I plan on buying a projector soon, but after reading about the HDMI port problems I am alittle scared. Is there anyway to test the HDMI port before buying the projector. I currently have an HD tv, but it only has component inputs not HDMI. I've had the HR10 for at least 1.5 years so I believe the warranty is passed.


----------



## litzdog911 (Oct 18, 2002)

Take your HR10-250 with you to your retailer and connect it to one of the projectors or TVs in their showroom. Verify that the HDMI output is working. You don't need a satellite connection to play back your HiDef recordings.


----------



## kkluba (Oct 18, 2002)

And even after you test ok in the store you might have problems. I went through a few HDTivo's and gave up on HDMI with a previous projector. I kept getting the "internal temperature too high" message and had to reset the HR10 each time. This never happened on component.

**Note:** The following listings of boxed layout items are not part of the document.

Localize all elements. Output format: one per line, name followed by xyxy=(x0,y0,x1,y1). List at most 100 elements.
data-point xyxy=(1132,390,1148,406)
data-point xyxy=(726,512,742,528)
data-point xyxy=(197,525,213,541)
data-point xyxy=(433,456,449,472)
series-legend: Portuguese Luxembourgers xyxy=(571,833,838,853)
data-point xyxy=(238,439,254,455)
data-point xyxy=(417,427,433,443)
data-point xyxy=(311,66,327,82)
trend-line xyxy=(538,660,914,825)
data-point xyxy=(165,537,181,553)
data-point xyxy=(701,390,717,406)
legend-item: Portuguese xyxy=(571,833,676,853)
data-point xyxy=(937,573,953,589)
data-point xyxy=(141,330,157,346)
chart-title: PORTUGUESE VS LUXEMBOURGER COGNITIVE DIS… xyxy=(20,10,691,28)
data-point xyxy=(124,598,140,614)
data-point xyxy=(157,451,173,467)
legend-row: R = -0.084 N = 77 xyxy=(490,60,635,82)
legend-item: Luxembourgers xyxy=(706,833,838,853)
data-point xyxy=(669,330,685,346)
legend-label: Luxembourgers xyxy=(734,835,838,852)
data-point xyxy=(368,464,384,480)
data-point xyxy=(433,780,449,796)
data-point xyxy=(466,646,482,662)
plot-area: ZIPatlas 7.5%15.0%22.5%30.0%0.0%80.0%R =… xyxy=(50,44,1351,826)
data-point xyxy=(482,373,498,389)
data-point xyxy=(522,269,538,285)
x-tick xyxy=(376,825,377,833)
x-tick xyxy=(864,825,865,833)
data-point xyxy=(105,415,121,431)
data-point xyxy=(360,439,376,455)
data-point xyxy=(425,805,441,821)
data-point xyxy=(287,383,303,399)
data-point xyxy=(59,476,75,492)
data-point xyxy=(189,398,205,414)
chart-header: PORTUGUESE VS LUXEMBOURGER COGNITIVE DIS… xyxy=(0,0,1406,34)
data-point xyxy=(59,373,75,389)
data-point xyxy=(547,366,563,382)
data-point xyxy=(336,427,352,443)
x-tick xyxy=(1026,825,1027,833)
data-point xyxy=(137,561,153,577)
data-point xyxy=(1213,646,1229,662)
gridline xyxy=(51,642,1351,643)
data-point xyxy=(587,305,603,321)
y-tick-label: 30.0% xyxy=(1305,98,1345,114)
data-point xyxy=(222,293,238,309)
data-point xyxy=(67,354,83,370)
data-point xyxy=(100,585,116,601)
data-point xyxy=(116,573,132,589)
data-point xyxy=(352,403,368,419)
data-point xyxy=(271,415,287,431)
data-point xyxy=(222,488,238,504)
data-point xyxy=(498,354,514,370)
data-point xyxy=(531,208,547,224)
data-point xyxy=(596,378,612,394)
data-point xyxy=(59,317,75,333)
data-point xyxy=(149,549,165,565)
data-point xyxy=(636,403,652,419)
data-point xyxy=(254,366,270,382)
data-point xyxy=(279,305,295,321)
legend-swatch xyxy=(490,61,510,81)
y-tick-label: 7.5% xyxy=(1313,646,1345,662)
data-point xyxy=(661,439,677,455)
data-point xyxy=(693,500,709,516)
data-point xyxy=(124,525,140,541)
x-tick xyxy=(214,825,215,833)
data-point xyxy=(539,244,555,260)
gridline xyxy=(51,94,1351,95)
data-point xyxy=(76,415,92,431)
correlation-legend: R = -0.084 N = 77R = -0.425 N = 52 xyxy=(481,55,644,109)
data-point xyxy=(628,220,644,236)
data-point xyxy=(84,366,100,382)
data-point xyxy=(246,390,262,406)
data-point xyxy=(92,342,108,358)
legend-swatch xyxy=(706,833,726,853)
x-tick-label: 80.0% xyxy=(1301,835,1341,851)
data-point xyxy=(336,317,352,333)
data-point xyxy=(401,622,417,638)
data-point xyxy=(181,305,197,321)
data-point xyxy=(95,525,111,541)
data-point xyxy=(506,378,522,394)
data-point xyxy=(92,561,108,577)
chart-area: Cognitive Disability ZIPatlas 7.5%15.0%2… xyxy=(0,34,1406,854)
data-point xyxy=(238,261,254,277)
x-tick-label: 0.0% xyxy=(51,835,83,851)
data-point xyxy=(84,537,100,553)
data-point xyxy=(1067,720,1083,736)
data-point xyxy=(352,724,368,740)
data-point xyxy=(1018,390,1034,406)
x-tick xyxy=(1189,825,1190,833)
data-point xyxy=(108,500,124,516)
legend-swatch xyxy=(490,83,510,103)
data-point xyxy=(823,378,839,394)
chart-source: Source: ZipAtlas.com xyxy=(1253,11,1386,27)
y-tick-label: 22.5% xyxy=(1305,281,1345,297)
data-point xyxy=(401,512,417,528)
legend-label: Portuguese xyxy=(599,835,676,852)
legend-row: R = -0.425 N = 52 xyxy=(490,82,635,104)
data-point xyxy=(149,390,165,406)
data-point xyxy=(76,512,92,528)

Now that was last year. This year I have a different projector and a new receiver in between it and the HDTivo. No problems at all. Synch's everytime.


----------



## k2ue (May 9, 2002)

If you have an LCD computer monitor with a DVI input you can use an HDMI-to-DVI cable and look for proper output on the monitor. I ocassionally do this with the H10 in my office.


----------



## CapsFan512 (Mar 21, 2006)

So if the HDMI is having a problem, can I hook up two sets of component video to one component input? Is there an adapter for that?


----------



## wje (Jan 8, 2005)

kkluba said:


> And even after you test ok in the store you might have problems. I went through a few HDTivo's and gave up on HDMI with a previous projector. I kept getting the "internal temperature too high" message and had to reset the HR10 each time. This never happened on component.
> 
> Now that was last year. This year I have a different projector and a new receiver in between it and the HDTivo. No problems at all. Synch's everytime.


That was one of the HDMI issues that was supposedly fixed in the 'f' software update, which came out sometime in the first half of last year. (I can't remember exactly, but I think it was fairly early in the year).

If HDMI doesn't work, it's not necessarily the HR10's fault. It has two failure modes I know of: 1) defective HDMI card connectors, causing a variety of video problems from funny colors to no image, and 2) the overtemp problem, which really had nothing to do with overtemp.

But, various TVs have their own problems, too. The HDMI/HDCP spec is so complex it's hard to get it right. Best bet is to try the HR10 with whatever you're planning to buy first!


----------



## stevel (Aug 23, 2000)

Not only that, but some individual TVs may not work properly with HDMI whereas others of the same model do. That's what I discovered with my new set.


----------